The word for ‘generosity’ in the Lakota language begins with ‘heart.’ Generosity is considered one of the greatest virtues of the Lakota people.” The quote is from Fr. Jim Walters, SCJ. In commemoration of Native American Heritage Month, he and Fr. Yvon Sheehy, SCJ, teamed up last week for a lunchtime presentation on their years of ministry in South Dakota. The session was hosted by the Leo John Dehon Library at Sacred Heart Seminary and School of Theology.

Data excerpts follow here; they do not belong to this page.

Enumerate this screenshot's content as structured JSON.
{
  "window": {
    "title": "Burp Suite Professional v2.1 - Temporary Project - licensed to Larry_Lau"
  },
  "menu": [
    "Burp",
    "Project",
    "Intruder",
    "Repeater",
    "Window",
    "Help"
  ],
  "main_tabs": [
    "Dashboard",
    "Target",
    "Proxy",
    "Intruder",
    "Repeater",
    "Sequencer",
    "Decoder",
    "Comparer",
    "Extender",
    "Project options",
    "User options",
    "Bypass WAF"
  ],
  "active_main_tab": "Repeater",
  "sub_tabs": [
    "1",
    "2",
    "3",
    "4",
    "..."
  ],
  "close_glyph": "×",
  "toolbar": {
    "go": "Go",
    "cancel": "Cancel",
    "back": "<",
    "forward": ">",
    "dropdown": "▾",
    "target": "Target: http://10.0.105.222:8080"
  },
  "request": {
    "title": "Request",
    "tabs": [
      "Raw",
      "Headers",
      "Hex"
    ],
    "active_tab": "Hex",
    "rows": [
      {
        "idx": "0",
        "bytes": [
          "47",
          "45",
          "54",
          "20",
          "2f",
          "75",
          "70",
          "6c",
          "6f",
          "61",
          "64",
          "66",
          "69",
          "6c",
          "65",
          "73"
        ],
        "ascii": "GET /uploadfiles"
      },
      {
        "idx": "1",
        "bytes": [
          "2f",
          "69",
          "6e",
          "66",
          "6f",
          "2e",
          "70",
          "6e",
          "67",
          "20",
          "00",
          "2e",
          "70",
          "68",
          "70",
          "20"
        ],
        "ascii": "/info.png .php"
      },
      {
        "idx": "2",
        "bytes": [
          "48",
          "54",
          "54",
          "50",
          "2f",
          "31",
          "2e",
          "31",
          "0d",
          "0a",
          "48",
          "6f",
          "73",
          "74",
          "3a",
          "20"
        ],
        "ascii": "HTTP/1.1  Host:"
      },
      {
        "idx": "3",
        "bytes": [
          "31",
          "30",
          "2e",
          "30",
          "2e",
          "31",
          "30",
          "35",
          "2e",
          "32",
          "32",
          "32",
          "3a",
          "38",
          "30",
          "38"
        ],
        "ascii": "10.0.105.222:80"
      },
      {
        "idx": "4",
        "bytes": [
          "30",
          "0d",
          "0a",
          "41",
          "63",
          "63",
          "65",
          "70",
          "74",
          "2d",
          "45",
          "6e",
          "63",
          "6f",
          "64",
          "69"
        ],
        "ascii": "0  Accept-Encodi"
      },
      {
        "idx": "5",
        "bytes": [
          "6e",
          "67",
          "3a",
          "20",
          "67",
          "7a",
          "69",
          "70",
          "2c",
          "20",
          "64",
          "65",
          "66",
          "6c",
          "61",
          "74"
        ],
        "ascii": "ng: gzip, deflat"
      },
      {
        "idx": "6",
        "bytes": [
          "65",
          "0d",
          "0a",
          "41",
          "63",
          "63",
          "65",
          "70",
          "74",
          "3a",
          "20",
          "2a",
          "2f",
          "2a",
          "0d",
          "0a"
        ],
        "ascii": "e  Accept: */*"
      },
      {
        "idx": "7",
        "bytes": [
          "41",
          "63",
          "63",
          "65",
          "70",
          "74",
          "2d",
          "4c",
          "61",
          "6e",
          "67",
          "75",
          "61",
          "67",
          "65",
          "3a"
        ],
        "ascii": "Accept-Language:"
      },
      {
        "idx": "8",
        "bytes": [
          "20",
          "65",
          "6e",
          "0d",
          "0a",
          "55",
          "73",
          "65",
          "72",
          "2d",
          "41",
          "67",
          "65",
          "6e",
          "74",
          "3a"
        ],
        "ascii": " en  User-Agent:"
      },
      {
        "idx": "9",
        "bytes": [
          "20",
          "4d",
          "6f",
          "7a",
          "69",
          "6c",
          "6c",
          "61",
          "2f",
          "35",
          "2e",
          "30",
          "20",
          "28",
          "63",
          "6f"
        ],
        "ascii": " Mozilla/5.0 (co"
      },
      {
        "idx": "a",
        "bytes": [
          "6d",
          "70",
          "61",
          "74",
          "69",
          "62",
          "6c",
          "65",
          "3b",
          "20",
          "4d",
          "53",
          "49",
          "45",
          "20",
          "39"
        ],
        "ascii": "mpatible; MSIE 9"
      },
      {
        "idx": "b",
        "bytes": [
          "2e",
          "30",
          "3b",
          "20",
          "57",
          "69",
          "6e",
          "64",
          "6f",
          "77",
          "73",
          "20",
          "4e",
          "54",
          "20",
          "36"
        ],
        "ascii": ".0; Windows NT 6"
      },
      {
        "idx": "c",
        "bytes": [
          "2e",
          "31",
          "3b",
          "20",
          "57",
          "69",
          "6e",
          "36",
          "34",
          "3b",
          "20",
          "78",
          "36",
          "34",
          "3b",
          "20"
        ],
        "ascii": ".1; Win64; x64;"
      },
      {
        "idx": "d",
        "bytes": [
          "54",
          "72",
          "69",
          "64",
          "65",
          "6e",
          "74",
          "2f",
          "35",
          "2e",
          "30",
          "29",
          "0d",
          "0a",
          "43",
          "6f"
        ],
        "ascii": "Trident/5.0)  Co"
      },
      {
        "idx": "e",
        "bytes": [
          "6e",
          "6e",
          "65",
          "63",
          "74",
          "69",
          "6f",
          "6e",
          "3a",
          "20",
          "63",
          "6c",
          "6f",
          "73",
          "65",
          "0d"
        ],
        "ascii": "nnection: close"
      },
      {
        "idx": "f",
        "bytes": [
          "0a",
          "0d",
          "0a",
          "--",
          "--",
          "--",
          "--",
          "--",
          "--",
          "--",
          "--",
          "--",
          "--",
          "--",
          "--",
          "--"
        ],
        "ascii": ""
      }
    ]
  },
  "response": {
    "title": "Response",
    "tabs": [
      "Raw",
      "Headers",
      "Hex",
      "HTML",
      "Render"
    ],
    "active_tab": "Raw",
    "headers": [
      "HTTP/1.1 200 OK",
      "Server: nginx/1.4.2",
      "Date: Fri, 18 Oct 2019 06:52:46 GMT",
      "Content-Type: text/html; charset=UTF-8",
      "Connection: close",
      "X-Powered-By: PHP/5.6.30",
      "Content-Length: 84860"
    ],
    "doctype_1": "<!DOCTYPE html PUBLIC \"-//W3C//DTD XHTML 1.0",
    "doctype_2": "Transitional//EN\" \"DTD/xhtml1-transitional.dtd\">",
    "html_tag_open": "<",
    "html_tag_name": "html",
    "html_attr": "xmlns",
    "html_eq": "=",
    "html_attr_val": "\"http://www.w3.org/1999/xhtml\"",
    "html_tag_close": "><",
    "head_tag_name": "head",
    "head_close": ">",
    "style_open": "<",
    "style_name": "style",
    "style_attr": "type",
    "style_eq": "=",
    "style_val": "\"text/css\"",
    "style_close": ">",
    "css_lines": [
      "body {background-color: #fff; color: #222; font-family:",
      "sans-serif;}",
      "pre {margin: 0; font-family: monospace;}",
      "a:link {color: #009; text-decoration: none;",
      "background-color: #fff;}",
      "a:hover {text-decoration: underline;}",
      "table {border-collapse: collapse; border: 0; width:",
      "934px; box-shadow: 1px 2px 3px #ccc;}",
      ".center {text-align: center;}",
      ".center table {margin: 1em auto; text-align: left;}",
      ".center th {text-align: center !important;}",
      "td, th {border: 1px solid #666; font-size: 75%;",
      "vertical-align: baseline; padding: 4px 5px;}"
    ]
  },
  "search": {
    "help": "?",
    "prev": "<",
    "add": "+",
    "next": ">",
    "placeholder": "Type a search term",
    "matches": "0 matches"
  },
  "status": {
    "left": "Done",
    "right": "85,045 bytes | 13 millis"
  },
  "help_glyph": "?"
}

Fr. Jim spoke of the beauty of the Lakota language, noting that much of its purpose is to communicate with God. “There are no foul words in Lakota, no curse words,” said Fr. Jim. “The worst that you can call someone is a ‘turkey.’ There are no F-bombs in Lakota, no words that would allow you to take God’s name in vain. The relationship with God in the language is both transcendent and immanent.”
Both SCJs reflected on the integration of Christian and Lakota traditions. When he was bishop of Rapid City, Archbishop Charles Chaput created a liturgical committee to identify indigenous practices that could be incorporated into the Catholic liturgy. One such example is the smudging ceremony, which serves as an act of purification. The Lakota language itself is now an accepted liturgical language.
Before concluding the presentation, Fr. Jim walked participants through the Sign of the Cross and Lord Have Mercy in the Lakota language before giving a final blessing in Lakota.